Le Front Populaire a annoncé aujourd’hui son retrait définitif des travaux préparatifs préliminaires au Dialogue national sur l’économie que le gouvernement devrait annoncer le 27 mai. La coalition de gauche ne prendra pas part non plus aux travaux de ce dialogue et elle l’a fait savoir lors d’une conférence sous le thème « Non à la paupérisation de notre peuple, non à la la cession des richesses de notre pays ».
Nous avons pourtant essayé d’y être, mais…
« Nous avons pourtant essayé d’y être, car nous sommes convaincus que le dossier économique est d’une importance cruciale pour le peuple et le pays », a annoncé Hamma Hammami, le porte-parole du Front Populaire, qui avant de claquer la porte à ce qu’il a qualifié de simulacre de dialogue, a pris tout son temps d’exposer les motifs de ce retrait.
C’est que le Front Populaire aurait fait au départ preuve de bonne foi et d’espoir en acceptant l’invitation du gouvernement. Mais, ses 33 experts économiques qui ont pris part aux travaux des 11 commissions préparatoires, à raison de trois experts par commission, auraient été confrontés à un « manque de sérieux déconcertant auprès des représentants du gouvernement, lesquels étaient beaucoup plus nombreux que les représentants des partis politiques ».
Rapportant l’un après l’autre les travaux des commissions tenues depuis leur départ, le 22 avril 2014, à huis clos, trois experts économistes du Front Populaire ont raconté leur déception.
Des mesures dictées par le FMI & cie
Notant que certaines commissions ont été « étrangement » beaucoup plus actives que les autres, les experts en ont déduit la volonté du gouvernement d’orienter le dialogue vers des objectifs fixés d’avance. Pire, à en croire les membres du Front Populaire, ces objectifs seraient dictés notamment par le Fonds Monétaire International, qui aurait conditionné l’octroi de son crédit à la réalisation dans les délais impartis de ces objectifs.

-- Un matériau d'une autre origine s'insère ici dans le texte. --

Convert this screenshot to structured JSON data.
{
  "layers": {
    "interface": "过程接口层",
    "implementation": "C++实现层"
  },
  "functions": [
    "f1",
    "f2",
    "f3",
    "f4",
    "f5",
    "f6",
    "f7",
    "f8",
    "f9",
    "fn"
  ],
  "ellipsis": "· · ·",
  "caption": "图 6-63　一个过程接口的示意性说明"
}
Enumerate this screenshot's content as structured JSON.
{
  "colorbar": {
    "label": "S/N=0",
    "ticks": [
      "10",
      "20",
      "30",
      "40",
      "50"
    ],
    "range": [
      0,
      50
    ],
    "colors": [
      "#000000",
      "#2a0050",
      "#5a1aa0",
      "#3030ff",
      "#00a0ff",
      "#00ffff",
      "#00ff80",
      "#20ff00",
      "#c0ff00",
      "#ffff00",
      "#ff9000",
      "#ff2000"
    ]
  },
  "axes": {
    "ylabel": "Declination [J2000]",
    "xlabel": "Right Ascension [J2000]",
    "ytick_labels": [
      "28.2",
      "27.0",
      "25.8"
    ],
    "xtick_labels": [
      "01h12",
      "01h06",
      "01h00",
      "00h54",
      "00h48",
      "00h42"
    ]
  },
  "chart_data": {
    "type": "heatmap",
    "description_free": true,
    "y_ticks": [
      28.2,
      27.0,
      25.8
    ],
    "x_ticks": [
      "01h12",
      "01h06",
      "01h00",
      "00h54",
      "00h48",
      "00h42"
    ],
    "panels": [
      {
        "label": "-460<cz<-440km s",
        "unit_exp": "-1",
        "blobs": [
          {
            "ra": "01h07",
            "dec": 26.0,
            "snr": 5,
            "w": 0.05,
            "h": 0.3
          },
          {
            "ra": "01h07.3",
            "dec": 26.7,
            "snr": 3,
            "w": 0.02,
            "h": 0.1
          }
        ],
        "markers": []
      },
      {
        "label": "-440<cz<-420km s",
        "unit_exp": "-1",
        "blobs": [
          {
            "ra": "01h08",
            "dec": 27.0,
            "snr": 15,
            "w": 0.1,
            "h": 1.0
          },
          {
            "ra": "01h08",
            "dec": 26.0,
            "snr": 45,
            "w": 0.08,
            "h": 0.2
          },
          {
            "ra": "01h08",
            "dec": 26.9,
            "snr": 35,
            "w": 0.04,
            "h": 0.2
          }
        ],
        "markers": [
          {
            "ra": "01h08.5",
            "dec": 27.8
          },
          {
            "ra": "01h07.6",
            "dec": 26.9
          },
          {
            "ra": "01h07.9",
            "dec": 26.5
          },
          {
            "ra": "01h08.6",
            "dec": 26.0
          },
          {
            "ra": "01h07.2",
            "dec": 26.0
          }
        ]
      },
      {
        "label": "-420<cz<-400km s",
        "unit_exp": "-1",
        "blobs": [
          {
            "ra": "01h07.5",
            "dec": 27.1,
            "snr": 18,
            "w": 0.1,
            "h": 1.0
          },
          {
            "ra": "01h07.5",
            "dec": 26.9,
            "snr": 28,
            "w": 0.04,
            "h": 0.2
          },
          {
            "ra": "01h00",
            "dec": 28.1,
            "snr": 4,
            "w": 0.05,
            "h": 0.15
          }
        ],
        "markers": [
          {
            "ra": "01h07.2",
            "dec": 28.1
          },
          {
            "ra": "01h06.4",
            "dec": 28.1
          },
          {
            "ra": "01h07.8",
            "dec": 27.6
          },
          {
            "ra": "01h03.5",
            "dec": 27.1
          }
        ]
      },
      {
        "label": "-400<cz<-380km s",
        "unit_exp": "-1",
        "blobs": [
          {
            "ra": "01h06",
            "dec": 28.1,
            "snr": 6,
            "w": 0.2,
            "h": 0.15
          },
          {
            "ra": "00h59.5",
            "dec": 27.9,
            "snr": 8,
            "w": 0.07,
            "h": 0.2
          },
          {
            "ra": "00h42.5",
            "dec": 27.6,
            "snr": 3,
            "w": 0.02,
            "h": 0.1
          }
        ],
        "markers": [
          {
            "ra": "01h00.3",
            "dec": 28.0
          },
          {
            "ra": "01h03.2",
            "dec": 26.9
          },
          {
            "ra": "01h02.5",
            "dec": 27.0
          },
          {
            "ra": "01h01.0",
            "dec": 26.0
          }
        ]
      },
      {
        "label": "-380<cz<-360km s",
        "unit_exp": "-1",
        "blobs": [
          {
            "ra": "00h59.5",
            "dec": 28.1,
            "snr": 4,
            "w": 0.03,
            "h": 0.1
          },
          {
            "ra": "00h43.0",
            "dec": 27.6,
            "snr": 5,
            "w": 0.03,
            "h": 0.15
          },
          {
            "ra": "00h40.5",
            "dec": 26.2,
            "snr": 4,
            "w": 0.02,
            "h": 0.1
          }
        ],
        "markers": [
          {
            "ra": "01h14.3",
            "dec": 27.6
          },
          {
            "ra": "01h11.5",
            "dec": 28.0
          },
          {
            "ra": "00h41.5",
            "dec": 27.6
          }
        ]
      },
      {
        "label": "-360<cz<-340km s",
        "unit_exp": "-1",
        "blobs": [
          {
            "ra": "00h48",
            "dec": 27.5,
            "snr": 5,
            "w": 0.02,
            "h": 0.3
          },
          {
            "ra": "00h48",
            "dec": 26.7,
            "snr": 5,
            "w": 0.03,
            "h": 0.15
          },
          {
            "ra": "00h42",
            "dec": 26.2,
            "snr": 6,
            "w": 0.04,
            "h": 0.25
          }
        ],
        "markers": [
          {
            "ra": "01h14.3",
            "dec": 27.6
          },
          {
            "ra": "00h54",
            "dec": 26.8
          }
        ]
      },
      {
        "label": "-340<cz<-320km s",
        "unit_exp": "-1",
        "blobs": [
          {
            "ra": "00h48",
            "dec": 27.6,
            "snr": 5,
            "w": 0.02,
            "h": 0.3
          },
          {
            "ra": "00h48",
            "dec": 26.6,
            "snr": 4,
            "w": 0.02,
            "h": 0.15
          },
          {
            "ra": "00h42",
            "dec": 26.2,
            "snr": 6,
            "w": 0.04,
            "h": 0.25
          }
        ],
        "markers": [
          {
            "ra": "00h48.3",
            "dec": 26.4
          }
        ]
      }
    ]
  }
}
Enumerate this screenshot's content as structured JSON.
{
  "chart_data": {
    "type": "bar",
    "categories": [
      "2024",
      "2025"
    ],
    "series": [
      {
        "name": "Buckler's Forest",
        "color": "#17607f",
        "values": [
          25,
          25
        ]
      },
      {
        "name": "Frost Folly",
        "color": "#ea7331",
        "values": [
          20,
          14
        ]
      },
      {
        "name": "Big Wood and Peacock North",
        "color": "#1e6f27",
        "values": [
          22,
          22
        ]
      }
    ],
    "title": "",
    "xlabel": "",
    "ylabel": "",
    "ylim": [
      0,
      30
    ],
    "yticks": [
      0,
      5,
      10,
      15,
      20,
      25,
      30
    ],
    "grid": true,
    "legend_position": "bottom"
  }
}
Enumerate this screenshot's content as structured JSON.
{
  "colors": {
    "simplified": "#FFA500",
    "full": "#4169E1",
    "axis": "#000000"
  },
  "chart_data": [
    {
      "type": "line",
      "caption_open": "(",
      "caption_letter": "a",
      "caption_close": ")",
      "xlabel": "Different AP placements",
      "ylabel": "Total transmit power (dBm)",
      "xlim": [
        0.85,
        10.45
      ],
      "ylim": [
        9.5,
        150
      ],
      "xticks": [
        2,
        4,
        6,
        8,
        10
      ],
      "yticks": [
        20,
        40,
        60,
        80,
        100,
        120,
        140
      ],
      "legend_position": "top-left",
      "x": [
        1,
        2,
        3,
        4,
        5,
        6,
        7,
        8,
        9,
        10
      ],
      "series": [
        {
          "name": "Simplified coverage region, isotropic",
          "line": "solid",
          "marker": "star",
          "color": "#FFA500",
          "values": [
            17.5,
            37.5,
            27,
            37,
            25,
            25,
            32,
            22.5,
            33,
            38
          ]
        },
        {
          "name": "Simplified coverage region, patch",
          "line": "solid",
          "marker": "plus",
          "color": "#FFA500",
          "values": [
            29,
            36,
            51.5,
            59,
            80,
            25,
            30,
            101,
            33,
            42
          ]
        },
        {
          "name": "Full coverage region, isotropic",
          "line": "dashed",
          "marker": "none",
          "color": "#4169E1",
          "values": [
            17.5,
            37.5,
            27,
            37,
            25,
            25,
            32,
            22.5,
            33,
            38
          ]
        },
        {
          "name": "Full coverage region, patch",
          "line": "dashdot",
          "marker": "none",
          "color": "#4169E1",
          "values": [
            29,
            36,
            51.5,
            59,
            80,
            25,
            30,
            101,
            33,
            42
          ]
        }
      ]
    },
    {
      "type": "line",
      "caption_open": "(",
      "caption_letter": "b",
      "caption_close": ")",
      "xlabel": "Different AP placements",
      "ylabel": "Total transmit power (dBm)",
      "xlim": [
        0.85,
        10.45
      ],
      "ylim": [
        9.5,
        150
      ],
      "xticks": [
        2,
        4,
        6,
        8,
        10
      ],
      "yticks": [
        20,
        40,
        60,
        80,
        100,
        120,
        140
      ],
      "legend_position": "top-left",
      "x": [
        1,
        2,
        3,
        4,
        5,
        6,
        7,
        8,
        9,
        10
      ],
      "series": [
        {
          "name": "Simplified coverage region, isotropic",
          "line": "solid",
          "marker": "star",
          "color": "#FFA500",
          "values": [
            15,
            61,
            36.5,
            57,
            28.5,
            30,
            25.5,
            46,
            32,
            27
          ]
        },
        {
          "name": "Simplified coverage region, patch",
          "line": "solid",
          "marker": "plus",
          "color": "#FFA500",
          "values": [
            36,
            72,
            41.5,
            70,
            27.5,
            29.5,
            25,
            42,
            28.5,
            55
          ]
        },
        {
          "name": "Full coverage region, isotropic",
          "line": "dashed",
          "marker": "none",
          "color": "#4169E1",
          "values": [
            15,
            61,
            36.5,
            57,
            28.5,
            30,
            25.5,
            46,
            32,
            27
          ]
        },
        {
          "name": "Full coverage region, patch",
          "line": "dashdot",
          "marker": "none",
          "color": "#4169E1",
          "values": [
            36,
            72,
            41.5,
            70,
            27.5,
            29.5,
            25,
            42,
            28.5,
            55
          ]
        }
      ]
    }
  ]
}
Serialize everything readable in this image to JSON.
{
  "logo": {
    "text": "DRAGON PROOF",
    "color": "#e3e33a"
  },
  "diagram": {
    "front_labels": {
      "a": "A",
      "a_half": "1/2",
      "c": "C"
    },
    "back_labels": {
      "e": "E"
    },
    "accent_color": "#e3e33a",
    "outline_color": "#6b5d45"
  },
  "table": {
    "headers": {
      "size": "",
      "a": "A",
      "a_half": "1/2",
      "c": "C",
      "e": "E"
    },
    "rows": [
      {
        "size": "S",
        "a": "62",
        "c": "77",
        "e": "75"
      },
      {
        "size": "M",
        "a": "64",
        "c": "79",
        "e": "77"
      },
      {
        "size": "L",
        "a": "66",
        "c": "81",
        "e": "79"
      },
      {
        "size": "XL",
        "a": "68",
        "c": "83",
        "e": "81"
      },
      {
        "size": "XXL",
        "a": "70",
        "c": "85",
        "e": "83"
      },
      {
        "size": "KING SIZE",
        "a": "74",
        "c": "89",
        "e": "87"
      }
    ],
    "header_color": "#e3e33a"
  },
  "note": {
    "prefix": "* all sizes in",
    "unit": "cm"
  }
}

Ainsi, alors que la commission des matières de base a tenu six réunions, la commission des Finances publiques n’en a tenu qu’une. Ayant pris part aux travaux de la commission des matières de base, Mustapha Jouili, l’économiste du Front Populaire, a rapporté la position du gouvernement qui cherche à tout prix à lever la compensation sur les denrées alimentaires de base. La question n’est pas de maintenir ou pas la Caisse de compensation, mais plutôt comment faire digérer les augmentations des prix aux Tunisiens.
Ce qu’a rapporté l’économiste de gauche à cet égard frôle le sarcasme. Ainsi, un représentant d’un parti politique aurait demandé à ce que les augmentations soient décrétées après les élections. La ministre du Commerce aurait demandé aux représentants politiques de ne pas inciter le peuple et leurs partisans à manifester contre les augmentations des prix, sous prétexte que parfois certaines augmentations passent même inaperçues.
La caisse noire de l’énergie
Dans le même sillage que son collègue de la commission des matières de base, Houcine Rhili, le représentant du Front dans la commission de l’énergie, a dénoncé le flou maintenu par le gouvernement sur le dossier de la subvention des hydrocarbures.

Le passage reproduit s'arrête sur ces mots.